Nonetheless, I do think that there is wrath in God, by which I mean God's righteous opposition to all that is evil, and I do think that 'Jesus died for our sins', which I understand in the same sense as Aslan dying for Edmund's sins in the Lion, the Witch, and the Wardrobe. This I think, is what the 'wrath of God was satisfied' language in 'In Christ Alone' is trying to get at. There is no suggestion in the LWW that the 'Emperor-over-Sea' was itching to take a temper-tantrum out on Edmund and that Aslan prevented it - just that the entire land of Narnia was dependant upon the observance of the just laws that the emperor had put into it at the beginning, and that the death of Aslan in Edmund's place - an act of love and self-substitution - was a way of honouring those laws and yet also providing forgiveness and a fresh start for Edmund.
That's how I understand it, but I fully admit it's a mystery, and the language can sometimes be misleading. That shouldn't surprise us - after all, Christian language about eating the flesh and drinking the blood of Christ was understood as describing cannibalism in the days of the early Church!
Mimi, I apologize for the length of this reply, and I thank you for your last comment, about choosing to follow Jesus, which I found incredibly moving.
Mystery in the cross? Oh yes, Tim. And in the entire story of the life of Christ.
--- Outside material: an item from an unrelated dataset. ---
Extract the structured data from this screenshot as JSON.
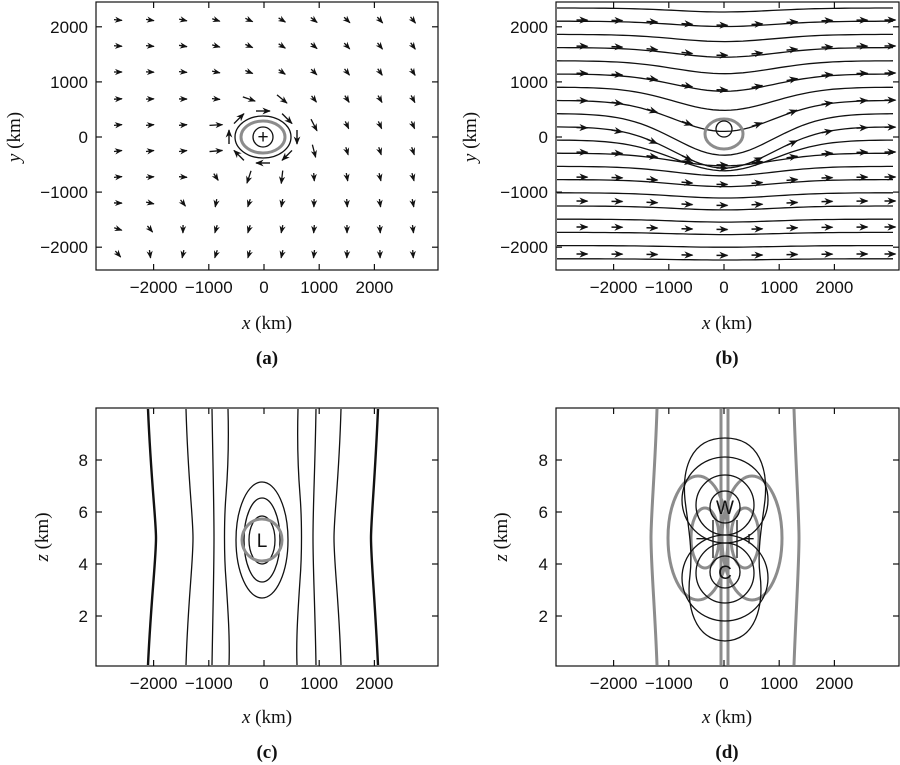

DeleteThe question why did the powers of the day kill Jesus is excellent. Jesus came to do the will of the Father, to preach an upside down world as we see in the words of Mary in the Magnificat, where those in the highest places would be brought low, and those is the lowest places raised up. It's not surprising that those in power concluded the message was dangerous. Fairly early on, Jesus knew his words were in opposition both to the Jewish and Roman rulers, but, in the face of the danger, Jesus chose to carry out his Father's will and continue to heal, forgive, and speak words of hope to all, especially to the downtrodden, the least of these. In the end, he was killed by the rulers, with the approval of certain of the populace. So we agree more than we disagree.
Did Jesus have to die to save us from sin and death? Perhaps not, but his message was such that his death was nearly inevitable. Where we differ is that I view Jesus' entire life on earth, rather than just the cross, as efficacious in our salvation.
With regard to the words of the hymn, I think people without vast knowledge of theology may think God's wrath means something different from "righteous opposition to all evil". Because they'd see God taking "satisfaction" in the death of Jesus, and, since we are all sinners, people may come to think of God as angry and punishing, rather than loving, so what's the Good News? I would not use the hymn.
No need to apologize for your lengthy comment. As I've said, the entire conversation has been enriching.